Dopo la buona prova di “Every Country's Sun” del 2017, la scelta cade su "Kin", film di fantascienza distopica diretto dai due fratelli esordienti Jonathan e Josh Baker, autori di un film d’azione caotico e movimentato che sembrerebbe meno affine alla musica dei Mogwai rispetto alle soundtrack precedenti. Gli scozzesi si confermano maestri nella capacità di creare atmosfere ricche di sfumature diverse, molto spesso dando l’impressione di farlo con una facilità sorprendente.

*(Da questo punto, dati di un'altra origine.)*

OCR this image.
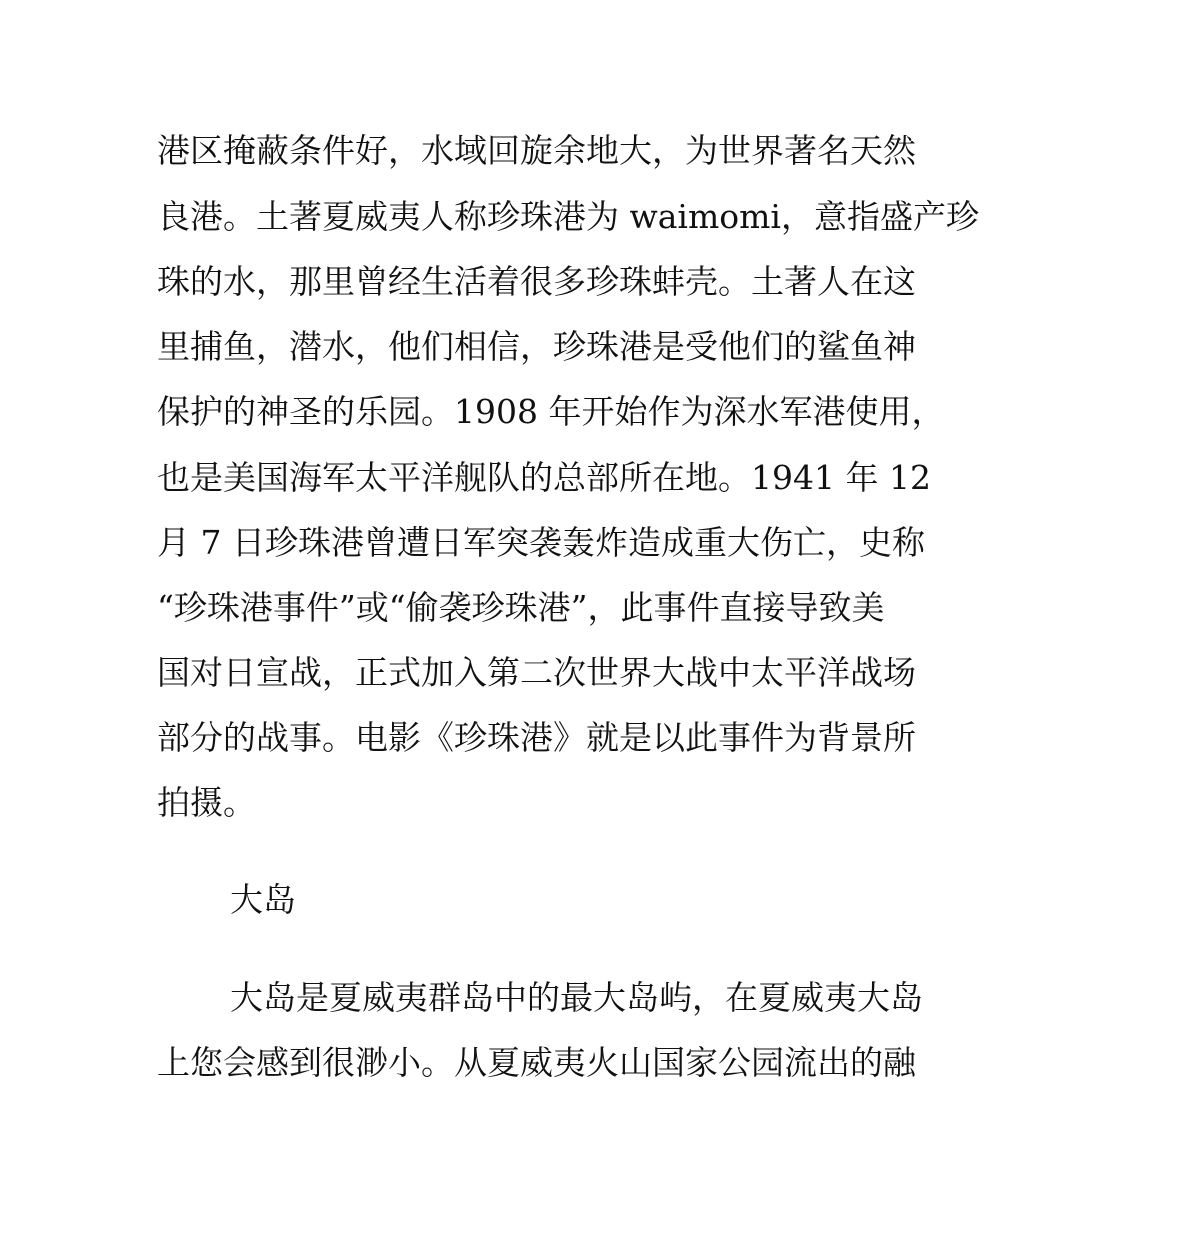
港区掩蔽条件好，水域回旋余地大，为世界著名天然
良港。土著夏威夷人称珍珠港为 waimomi，意指盛产珍
珠的水，那里曾经生活着很多珍珠蚌壳。土著人在这
里捕鱼，潜水，他们相信，珍珠港是受他们的鲨鱼神
保护的神圣的乐园。1908 年开始作为深水军港使用，
也是美国海军太平洋舰队的总部所在地。1941 年 12
月 7 日珍珠港曾遭日军突袭轰炸造成重大伤亡，史称
“珍珠港事件”或“偷袭珍珠港”，此事件直接导致美
国对日宣战，正式加入第二次世界大战中太平洋战场
部分的战事。电影《珍珠港》就是以此事件为背景所
拍摄。
大岛
大岛是夏威夷群岛中的最大岛屿，在夏威夷大岛
上您会感到很渺小。从夏威夷火山国家公园流出的融
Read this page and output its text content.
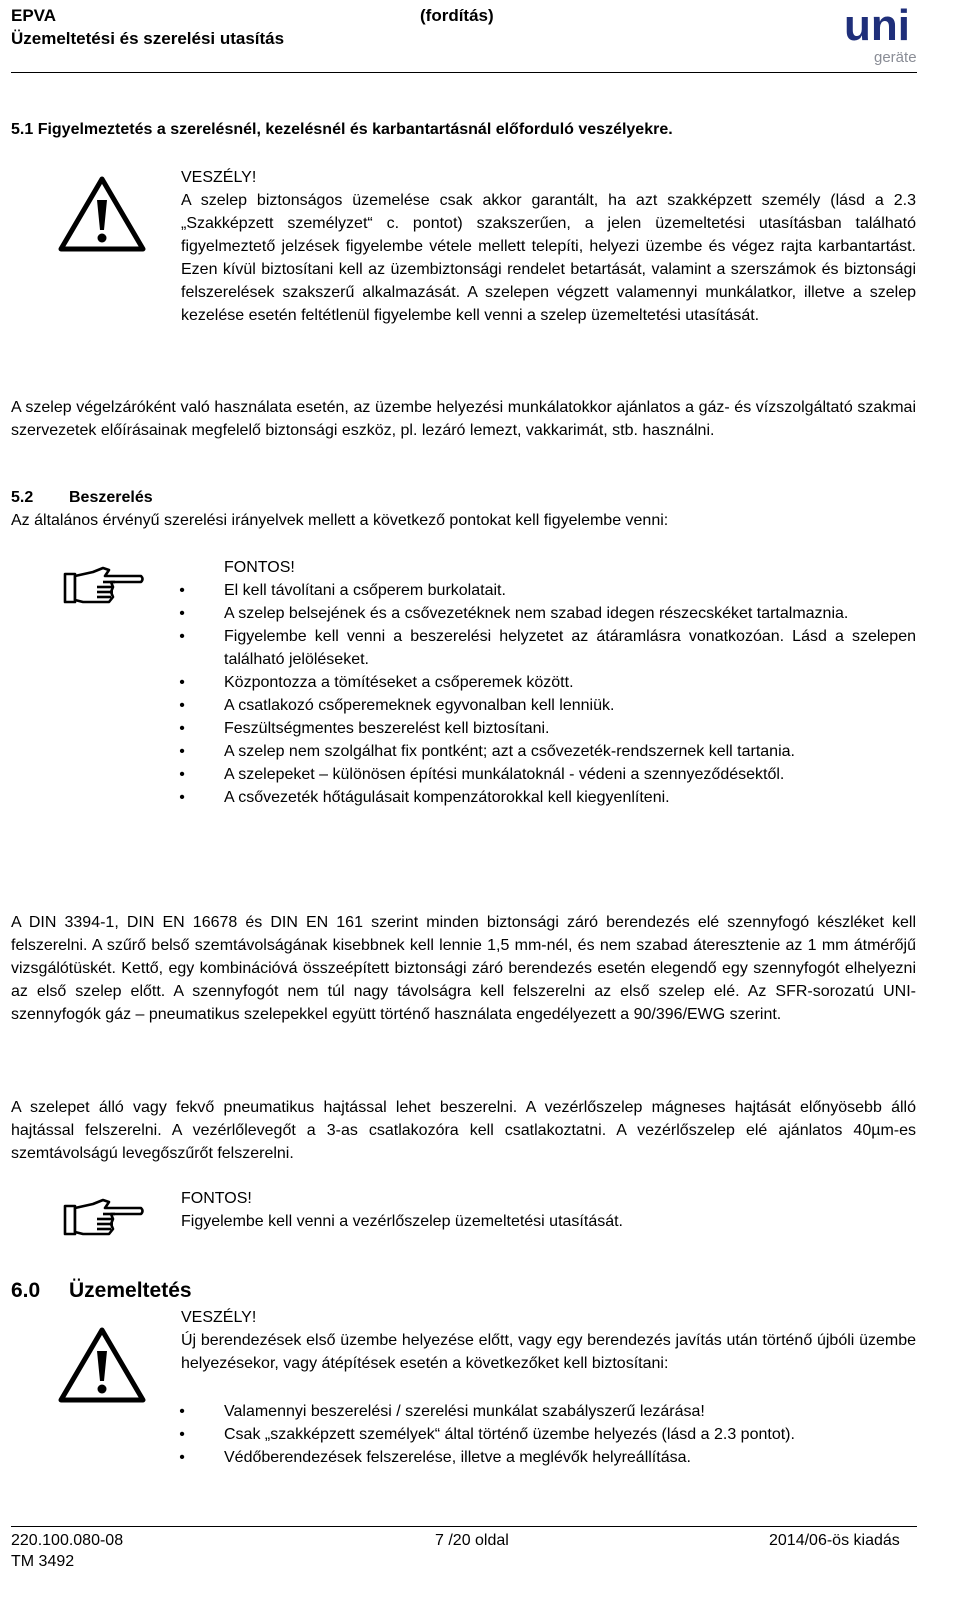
EPVA	(fordítás)
Üzemeltetési és szerelési utasítás	uni
geräte
5.1 Figyelmeztetés a szerelésnél, kezelésnél és karbantartásnál előforduló veszélyekre.
VESZÉLY!
A szelep biztonságos üzemelése csak akkor garantált, ha azt szakképzett személy (lásd a 2.3 „Szakképzett személyzet“ c. pontot) szakszerűen, a jelen üzemeltetési utasításban található figyelmeztető jelzések figyelembe vétele mellett telepíti, helyezi üzembe és végez rajta karbantartást. Ezen kívül biztosítani kell az üzembiztonsági rendelet betartását, valamint a szerszámok és biztonsági felszerelések szakszerű alkalmazását. A szelepen végzett valamennyi munkálatkor, illetve a szelep kezelése esetén feltétlenül figyelembe kell venni a szelep üzemeltetési utasítását.
A szelep végelzáróként való használata esetén, az üzembe helyezési munkálatokkor ajánlatos a gáz- és vízszolgáltató szakmai szervezetek előírásainak megfelelő biztonsági eszköz, pl. lezáró lemezt, vakkarimát, stb. használni.
5.2 Beszerelés
Az általános érvényű szerelési irányelvek mellett a következő pontokat kell figyelembe venni:
FONTOS!
• El kell távolítani a csőperem burkolatait.
• A szelep belsejének és a csővezetéknek nem szabad idegen részecskéket tartalmaznia.
• Figyelembe kell venni a beszerelési helyzetet az átáramlásra vonatkozóan. Lásd a szelepen található jelöléseket.
• Központozza a tömítéseket a csőperemek között.
• A csatlakozó csőperemeknek egyvonalban kell lenniük.
• Feszültségmentes beszerelést kell biztosítani.
• A szelep nem szolgálhat fix pontként; azt a csővezeték-rendszernek kell tartania.
• A szelepeket – különösen építési munkálatoknál - védeni a szennyeződésektől.
• A csővezeték hőtágulásait kompenzátorokkal kell kiegyenlíteni.
A DIN 3394-1, DIN EN 16678 és DIN EN 161 szerint minden biztonsági záró berendezés elé szennyfogó készléket kell felszerelni. A szűrő belső szemtávolságának kisebbnek kell lennie 1,5 mm-nél, és nem szabad áteresztenie az 1 mm átmérőjű vizsgálótüskét. Kettő, egy kombinációvá összeépített biztonsági záró berendezés esetén elegendő egy szennyfogót elhelyezni az első szelep előtt. A szennyfogót nem túl nagy távolságra kell felszerelni az első szelep elé. Az SFR-sorozatú UNI-szennyfogók gáz – pneumatikus szelepekkel együtt történő használata engedélyezett a 90/396/EWG szerint.
A szelepet álló vagy fekvő pneumatikus hajtással lehet beszerelni. A vezérlőszelep mágneses hajtását előnyösebb álló hajtással felszerelni. A vezérlőlevegőt a 3-as csatlakozóra kell csatlakoztatni. A vezérlőszelep elé ajánlatos 40µm-es szemtávolságú levegőszűrőt felszerelni.
FONTOS!
Figyelembe kell venni a vezérlőszelep üzemeltetési utasítását.
6.0 Üzemeltetés
VESZÉLY!
Új berendezések első üzembe helyezése előtt, vagy egy berendezés javítás után történő újbóli üzembe helyezésekor, vagy átépítések esetén a következőket kell biztosítani:
• Valamennyi beszerelési / szerelési munkálat szabályszerű lezárása!
• Csak „szakképzett személyek“ által történő üzembe helyezés (lásd a 2.3 pontot).
• Védőberendezések felszerelése, illetve a meglévők helyreállítása.
220.100.080-08	7 /20 oldal	2014/06-ös kiadás
TM 3492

La loro ricetta di post-rock con influenze kraut e ambient sembra non esaurirsi mai.
Proprio i ritmi ossessivi kraut (in stile Neu!) rivivono chiaramente nella frenetica “Flee”, ma la varietà non manca. Dal (quasi) piano solo di “Eli’s Theme” agli ambienti sintetici di “Funeral Pyre” fino ai ritmi lenti di “Miscreants”, i Mogwai si adattano in modo professionale alle immagini, cercando di ottemperare alle richieste dei registi. Ma è quando restano se stessi che trovano maggiore forza ed efficacia. Il crescendo strumentale di “Donuts” è il manifesto dell’album, potente ed emotivo, ricco di energia e pathos come i Mogwai ci hanno abituato nei loro periodi d‘oro. “Kin” e “Gun’s Down” contengono anch’esse tanti degli elementi che sono il loro marchio di fabbrica; melodia, tempi lenti con improvvise accelerazioni.

Chiude l’unico brano cantato, "We're Not Done (End Title)", fuga shoegaze che pare come una versione minore depotenziata della ballata "Party In The Dark" dell’album “Every Country's Sun”. "Kin" è un buon album che mostra - per l'ennesima volta - la capacità dei Mogwai di confermarsi continuamente senza mai tradire la loro ormai ventennale ricetta, che, per quanto si ripeta negli anni, rimane carica di vitalità.

07/09/2018

Tracklist

  1. Eli's Theme
  2. Scrap
  3. Flee
  4. Funeral Pyre
  5. Donuts
  6. Miscreants
  7. Guns Down
  8. KIN
  9. We're Not Done (End Title)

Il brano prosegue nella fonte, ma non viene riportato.